聖句「このようなことが起こり始めたら、身を起こして頭を上げなさい。あなたがたの解放の時が近いからだ。」(21:28)

1.《世界終末時計》 先日、米国の科学雑誌「原子力科学者会報」の「世界終末時計/Doomsday clock」が「人類滅亡まで2分半」という残り時間を発表して、人類に危機を警告しました。しかし「ドゥームズデイ/運命の日」を予告することで不安を煽り、それに付け込むカルトも数多く存在します。また、世界の滅亡を願う「黒い心の人々」(大江健三郎『個人的な体験』)もいるのです。

2.《世を見下げる》 果たして「黒い心」を持っていない人など存在するでしょうか。
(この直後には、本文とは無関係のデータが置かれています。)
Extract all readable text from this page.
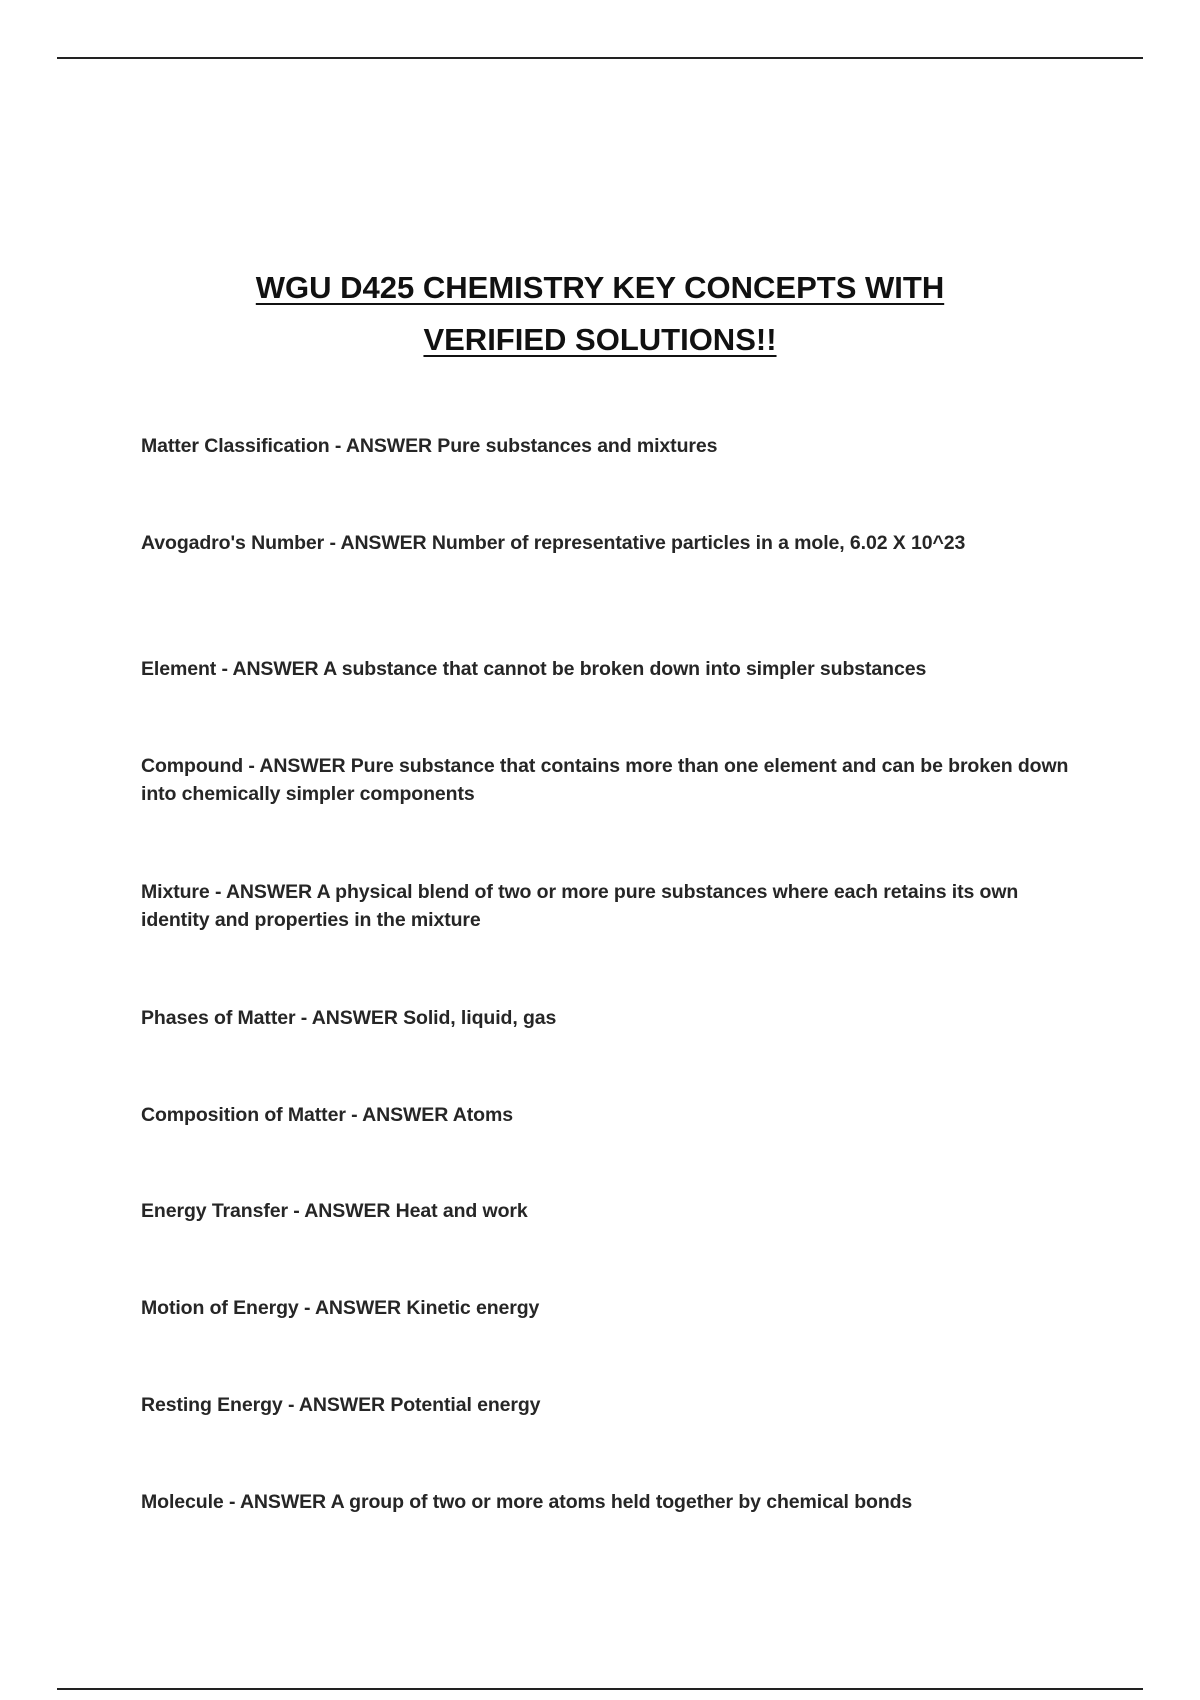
WGU D425 CHEMISTRY KEY CONCEPTS WITH
VERIFIED SOLUTIONS!!

Matter Classification - ANSWER Pure substances and mixtures

Avogadro's Number - ANSWER Number of representative particles in a mole, 6.02 X 10^23

Element - ANSWER A substance that cannot be broken down into simpler substances

Compound - ANSWER Pure substance that contains more than one element and can be broken down into chemically simpler components

Mixture - ANSWER A physical blend of two or more pure substances where each retains its own identity and properties in the mixture

Phases of Matter - ANSWER Solid, liquid, gas

Composition of Matter - ANSWER Atoms

Energy Transfer - ANSWER Heat and work

Motion of Energy - ANSWER Kinetic energy

Resting Energy - ANSWER Potential energy

Molecule - ANSWER A group of two or more atoms held together by chemical bonds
「世の終わりが来て、人類は滅亡する」「救われるためには…しなければならない」という信仰はキリスト教会の中にもあります。「救われるためには?」の問いに、普通「悔い改めて福音を信じなさい」と勧めます。その心は「私たちには何も出来ない、救いは神の一方的な恩寵」なのです。しかし、教会生活をしていると、「救われた者として相応しく…しなさい」との要求が重なると、逆回転して、それが救われるための条件となります。そして遂には、条件を満たしていない周囲の人たちを裁き、見下し始めるようになるのです。
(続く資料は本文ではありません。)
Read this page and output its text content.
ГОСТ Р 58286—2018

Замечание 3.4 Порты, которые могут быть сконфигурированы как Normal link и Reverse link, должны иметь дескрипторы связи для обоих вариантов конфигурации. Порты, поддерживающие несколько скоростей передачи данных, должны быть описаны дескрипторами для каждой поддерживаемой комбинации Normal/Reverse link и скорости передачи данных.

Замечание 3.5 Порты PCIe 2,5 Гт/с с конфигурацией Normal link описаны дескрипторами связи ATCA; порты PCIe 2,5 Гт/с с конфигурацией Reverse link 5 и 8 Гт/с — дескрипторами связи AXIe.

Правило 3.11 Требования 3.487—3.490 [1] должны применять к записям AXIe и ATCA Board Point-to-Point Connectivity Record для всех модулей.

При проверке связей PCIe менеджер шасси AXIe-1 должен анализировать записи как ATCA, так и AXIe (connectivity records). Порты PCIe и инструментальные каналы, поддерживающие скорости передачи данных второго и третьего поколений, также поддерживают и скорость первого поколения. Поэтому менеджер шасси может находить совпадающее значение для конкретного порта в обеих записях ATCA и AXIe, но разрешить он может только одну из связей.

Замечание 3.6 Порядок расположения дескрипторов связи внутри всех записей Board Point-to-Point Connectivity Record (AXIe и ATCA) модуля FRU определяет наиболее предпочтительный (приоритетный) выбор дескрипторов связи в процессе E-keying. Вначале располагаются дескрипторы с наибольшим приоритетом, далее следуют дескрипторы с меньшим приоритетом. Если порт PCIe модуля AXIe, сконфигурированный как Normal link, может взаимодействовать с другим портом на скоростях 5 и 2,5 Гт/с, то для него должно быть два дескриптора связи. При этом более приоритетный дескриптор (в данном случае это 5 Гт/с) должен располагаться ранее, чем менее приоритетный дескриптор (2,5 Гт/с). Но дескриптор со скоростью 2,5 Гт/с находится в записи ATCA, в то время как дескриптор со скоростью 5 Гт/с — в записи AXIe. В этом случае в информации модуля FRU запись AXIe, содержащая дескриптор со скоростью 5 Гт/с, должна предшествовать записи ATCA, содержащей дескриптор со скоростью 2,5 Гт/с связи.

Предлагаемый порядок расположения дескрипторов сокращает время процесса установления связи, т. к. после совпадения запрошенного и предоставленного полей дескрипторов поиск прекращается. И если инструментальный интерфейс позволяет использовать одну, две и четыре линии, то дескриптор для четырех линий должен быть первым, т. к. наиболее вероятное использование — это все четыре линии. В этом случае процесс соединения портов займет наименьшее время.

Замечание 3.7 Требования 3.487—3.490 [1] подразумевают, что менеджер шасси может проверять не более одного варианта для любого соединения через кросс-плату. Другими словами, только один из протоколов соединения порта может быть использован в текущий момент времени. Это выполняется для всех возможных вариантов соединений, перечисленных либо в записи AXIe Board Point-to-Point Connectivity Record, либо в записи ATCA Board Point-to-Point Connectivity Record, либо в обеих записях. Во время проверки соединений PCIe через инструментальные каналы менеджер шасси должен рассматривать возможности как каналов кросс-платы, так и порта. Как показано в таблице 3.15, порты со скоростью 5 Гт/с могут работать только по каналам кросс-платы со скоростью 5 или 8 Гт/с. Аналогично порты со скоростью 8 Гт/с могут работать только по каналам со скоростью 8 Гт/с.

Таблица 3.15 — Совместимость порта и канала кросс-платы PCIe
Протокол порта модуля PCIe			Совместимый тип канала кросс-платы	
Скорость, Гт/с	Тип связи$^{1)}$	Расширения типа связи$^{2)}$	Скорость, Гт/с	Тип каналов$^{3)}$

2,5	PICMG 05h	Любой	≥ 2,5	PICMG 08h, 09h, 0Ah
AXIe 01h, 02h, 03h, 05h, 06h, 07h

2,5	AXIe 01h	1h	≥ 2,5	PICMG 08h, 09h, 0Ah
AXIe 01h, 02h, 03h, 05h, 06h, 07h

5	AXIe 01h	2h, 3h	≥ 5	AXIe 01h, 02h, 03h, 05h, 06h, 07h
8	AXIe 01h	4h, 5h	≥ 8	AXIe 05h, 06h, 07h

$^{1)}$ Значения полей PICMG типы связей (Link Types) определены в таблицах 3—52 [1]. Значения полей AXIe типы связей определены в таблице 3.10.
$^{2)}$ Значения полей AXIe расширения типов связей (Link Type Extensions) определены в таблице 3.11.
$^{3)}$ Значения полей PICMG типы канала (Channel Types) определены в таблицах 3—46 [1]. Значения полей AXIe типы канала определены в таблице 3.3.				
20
3.《天を見上げる》 もしもキリスト者が世を見下すならば、「神は世を愛された」「その独り子をお与えになったほどに」という神の御心、福音の本質に反することです。むしろ「黒い心」を宿した存在なればこそ、ひたすら天を仰ぎ、滅びの時には「共に滅ぼされても仕方がない」と覚悟する謙遜さを持ちたい。世の終わりが近付くと、天変地異が起こって、誰もがパニックに成ると言います。私たちも同じです。しかし、その時こそ「解放の時」、自由になる時だと、主は仰るのです。「体を起こす」「頭を上げる」とは「希望のしるし」です。溺れるのではなく、主を見上げましょう。そこに、私たちの希望があります。